Digital printing merupakan sebuah hasil pengembangan dari metode percetakan konvensional yang menggunakan mesin cetak offset dan juga sablon (screen printing). Kehadiran digital printing  tentu menjadi sebuah jawaban bagi kebutuhan percetakan saat ini, di mana segala sesuatu dituntut untuk serba instan.
Ya, bagaimana tidak? Dengan adanya teknologi  printing, kita tidak perlu lagi melakukan proses pra cetak seperti pada mesin offset dan sablonDimana, kita harus membuah film, plat cetak, dan juga afdruk screen (sablon). Digital  printing jelas memberikan waktu proses cetak yang jauh lebih singkat dibandingkan mesin cetak offset. Untuk lebih mudahnya bisa dilihat dengan penjelasan di bawah ini :
  • Offset Printing : File Gambar > Film / CTP (Computer to Plate) / Plate + Mesin > Media
  • Screen Printing : File Gambar > Film / Kalkir > Screen + Media
  • Digital Printing : File Gambar > Mesin > Media
Namun, tetap saja, kehadiran digital printing sendiri tidak lepas dari perkembangan kedua jenis metode cetak lainnya yaitu offset dan screen printing.
Jika dikelompokkan menjadi 2 kelompok besar, maka ada 2 jenis perkembangan dalam dunia percetakan. Jenis yang pertama adalah static printing, yang merupakan proses penggandaan informasi yang sama dan hanya menghasilkan cetakan dalam jumlah besar. Untuk mengubah satu informasi kecil pada hasil cetak dibutuhkan usaha yang cukup besar. Dalam hal ini kita mengacu pada metode printing offset.
Jenis yang kedua adalah dynamic printing. Dengan jenis ini, proses produksi informasi dapat berubah-ubah dalam setiap lembaran cetakan.  Jenis printing ini mengacu pada percetakan sejenis mesin fotokopi yang dapat menggandakan informasi yang berbeda-beda pada lembaran kertas tergantung pada informasi apa yang ingin kita gandakan. Namun jika ditarik lebih jauh, konsep dynamic printing ini banyak ditemukan pada teknologi digital printing.

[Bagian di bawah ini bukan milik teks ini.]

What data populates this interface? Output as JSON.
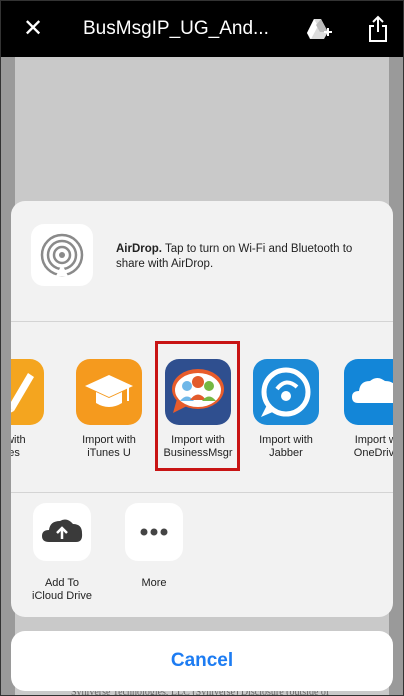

Dari penjelasan di atas jelas terlihat bahwa digital printing memiliki konsep yang lebih praktis. Selain proses cetak yang cepat, digital printing dapat mencetak file sesuai dengan keinginan kita tanpa minimal jumlah cetak. Selain itu, hasil cetak pada digital printing dapat langsung terlihat. Proses percetakannya pun lebih ringkas sehingga mudah bagi kita untuk mempelajari dan menggunakannya. Selain itu, tidak diperlukan banyak orang untuk percetakan digital ini. Tidak heran jika saat ini metode offset printing dan screen printing mulai ditinggalkan dan beralih kepada digital printing.